Sonnenenergie für den ganzen Tag
Neuer Ansatz speichert Lichtenergie mit Hilfe photochemischer Reaktion über mindestens 14 Stunden.
Die Natur hat das Problem bereits gelöst: In der Photosynthese wandeln Pflanzen Kohlendioxid mit Hilfe von Sonnenlicht in chemische Verbindungen um — und zwar so, dass die in chemischen Bindungen gespeicherte Sonnenenergie auch dann zur Verfügung steht, wenn es dunkel ist.
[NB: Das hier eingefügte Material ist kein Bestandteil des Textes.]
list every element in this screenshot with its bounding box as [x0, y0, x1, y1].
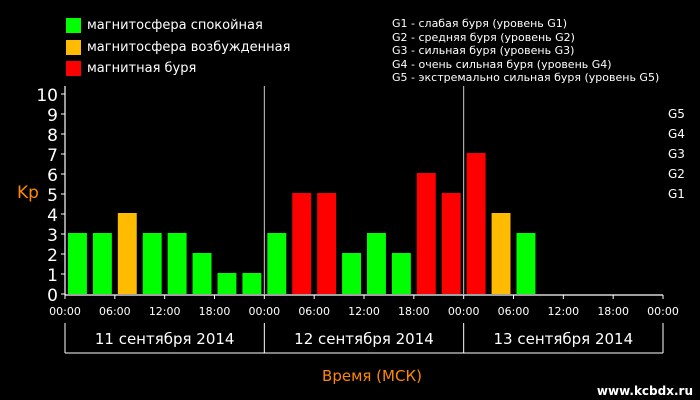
- y-axis-label: Kp: [17, 183, 39, 203]
- x-tick-label: 00:00: [49, 305, 81, 318]
- g-level-tick-label: G1: [668, 187, 685, 201]
- grid-lines: [263, 86, 465, 294]
- day-label: 13 сентября 2014: [494, 330, 634, 348]
- legend-label-active: магнитосфера возбужденная: [87, 40, 291, 55]
- kp-bar: [416, 173, 436, 294]
- legend-item-quiet: магнитосфера спокойная: [66, 18, 263, 33]
- storm-level-g3: G3 - сильная буря (уровень G3): [392, 44, 575, 57]
- legend-swatch-quiet: [66, 18, 81, 33]
- kp-bar: [92, 233, 112, 294]
- y-tick-label: 0: [47, 286, 58, 306]
- kp-bar: [466, 153, 486, 294]
- x-tick-label: 00:00: [647, 305, 679, 318]
- g-level-tick-label: G5: [668, 107, 685, 121]
- y-tick-label: 9: [47, 106, 58, 126]
- x-tick-label: 18:00: [199, 305, 231, 318]
- kp-bar: [342, 253, 361, 294]
- kp-bar: [367, 233, 386, 294]
- kp-bar: [491, 213, 511, 294]
- day-label: 11 сентября 2014: [95, 330, 235, 348]
- legend-swatch-storm: [66, 61, 81, 76]
- axes: [61, 86, 664, 354]
- x-tick-label: 06:00: [298, 305, 330, 318]
- g-level-tick-label: G2: [668, 167, 685, 181]
- kp-bar: [192, 253, 212, 294]
- kp-bar: [117, 213, 137, 294]
- x-tick-label: 12:00: [547, 305, 579, 318]
- legend-label-quiet: магнитосфера спокойная: [87, 18, 263, 33]
- kp-bar: [441, 193, 461, 294]
- legend-label-storm: магнитная буря: [87, 61, 197, 76]
- x-tick-label: 00:00: [248, 305, 280, 318]
- storm-level-legend: G1 - слабая буря (уровень G1) G2 - средн…: [392, 17, 659, 85]
- kp-bar: [317, 193, 337, 294]
- kp-bar: [391, 253, 411, 294]
- kp-bar: [217, 273, 237, 294]
- y-tick-label: 3: [47, 226, 58, 246]
- storm-level-g1: G1 - слабая буря (уровень G1): [392, 17, 568, 30]
- day-label: 12 сентября 2014: [294, 330, 434, 348]
- x-tick-label: 12:00: [348, 305, 380, 318]
- g-level-tick-label: G3: [668, 147, 685, 161]
- y-tick-label: 2: [47, 246, 58, 266]
- kp-bar: [516, 233, 536, 294]
- storm-level-g4: G4 - очень сильная буря (уровень G4): [392, 57, 612, 71]
- bars: [68, 153, 536, 294]
- x-axis-label: Время (МСК): [322, 367, 422, 385]
- kp-bar: [167, 233, 187, 294]
- y-tick-label: 10: [36, 86, 58, 106]
- kp-bar: [242, 273, 262, 294]
- kp-bar: [267, 233, 287, 294]
- kp-bar: [142, 233, 162, 294]
- y-tick-label: 6: [47, 166, 58, 186]
- y-tick-label: 1: [47, 266, 58, 286]
- g-level-tick-label: G4: [668, 127, 685, 141]
- x-tick-label: 00:00: [448, 305, 480, 318]
- y-tick-label: 8: [47, 126, 58, 146]
- storm-level-g2: G2 - средняя буря (уровень G2): [392, 30, 575, 44]
- x-tick-label: 06:00: [99, 305, 131, 318]
- legend-item-active: магнитосфера возбужденная: [66, 40, 290, 55]
- legend-item-storm: магнитная буря: [66, 61, 196, 76]
- kp-bar: [292, 193, 312, 294]
- legend-swatch-active: [66, 40, 81, 55]
- kp-bar: [68, 233, 87, 294]
- y-tick-label: 5: [47, 186, 58, 206]
- x-tick-label: 06:00: [498, 305, 530, 318]
- storm-level-g5: G5 - экстремально сильная буря (уровень …: [392, 71, 660, 84]
- y-tick-label: 7: [47, 146, 58, 166]
- watermark: www.kcbdx.ru: [597, 384, 693, 398]
- x-tick-label: 12:00: [149, 305, 181, 318]
- x-tick-label: 18:00: [398, 305, 430, 318]
- y-tick-label: 4: [47, 206, 58, 226]
- x-tick-label: 18:00: [597, 305, 629, 318]
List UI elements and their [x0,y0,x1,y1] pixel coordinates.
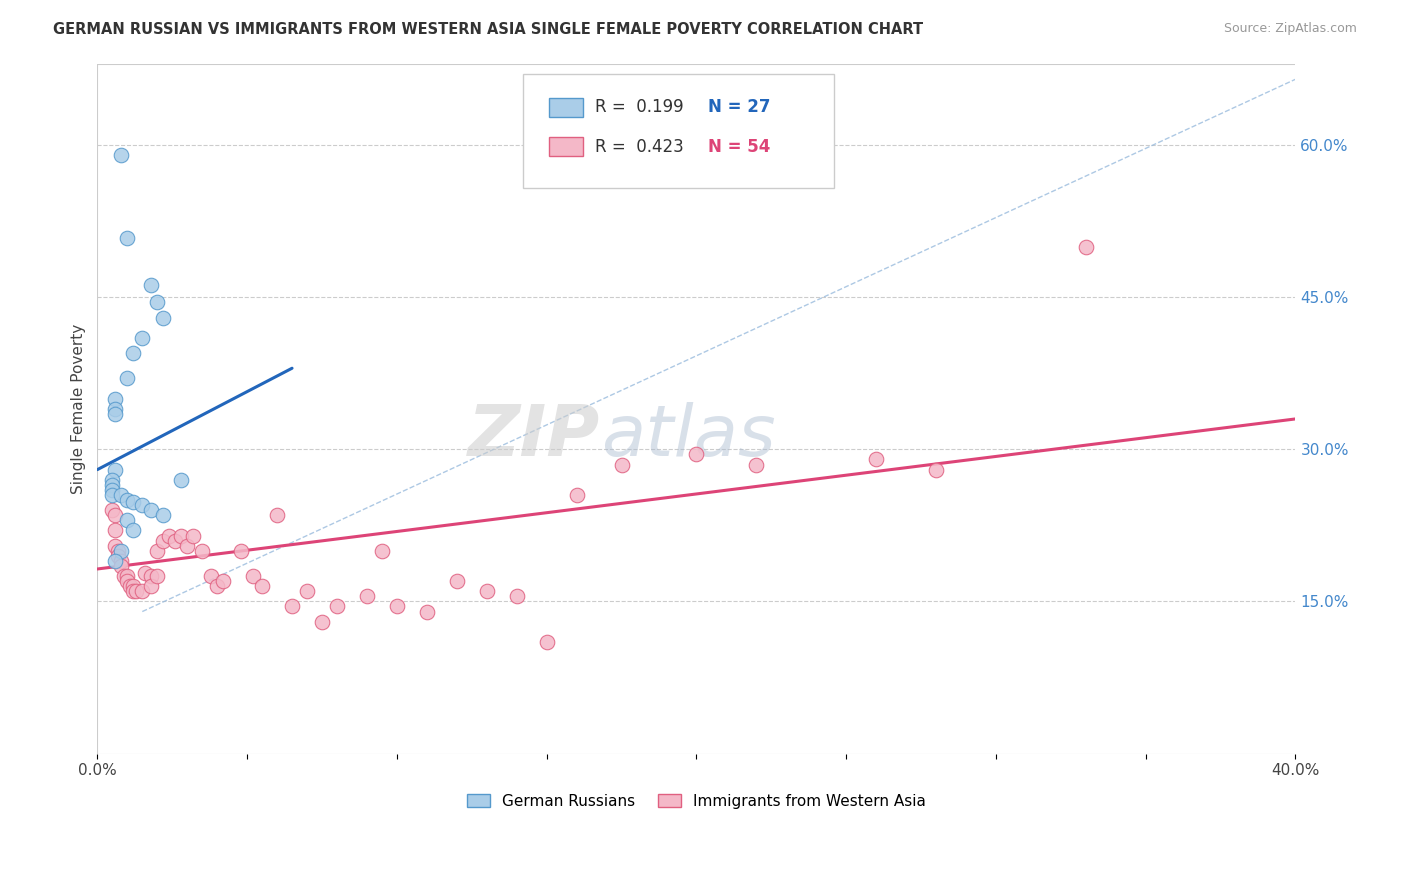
Point [925,462,948,476]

Forscher versuchen, diesen Prozess nach dem Vorbild der Natur nachzuahmen; allerdings funktioniert die solargetriebene Photochemie mangels geeigneter Speichermöglichkeiten bislang nur bei Helligkeit.
Das Forscherteam vom Leibniz-IPHT und der Universität Jena stellt nun einen molekularen Ansatz zur Speicherung von Sonnenenergie vor, mit dem es erstmals gelingt, photochemische Reaktionen vom Tag-Nacht-Zyklus zu entkoppeln und sie unabhängig vom Tageslicht stattfinden zu lassen. Im Unterschied zu bisherigen Ansätzen, die auf Festkörpermaterialien basieren, erzeugen die Forscher reaktive Photoredox-Äquivalente auf einem kleinen Molekül. Damit können sie die Lichtenergie nicht nur über eine zuvor nicht erreichte Dauer von mindestens 14 Stunden speichern, sondern sie bei Bedarf auch regenerieren.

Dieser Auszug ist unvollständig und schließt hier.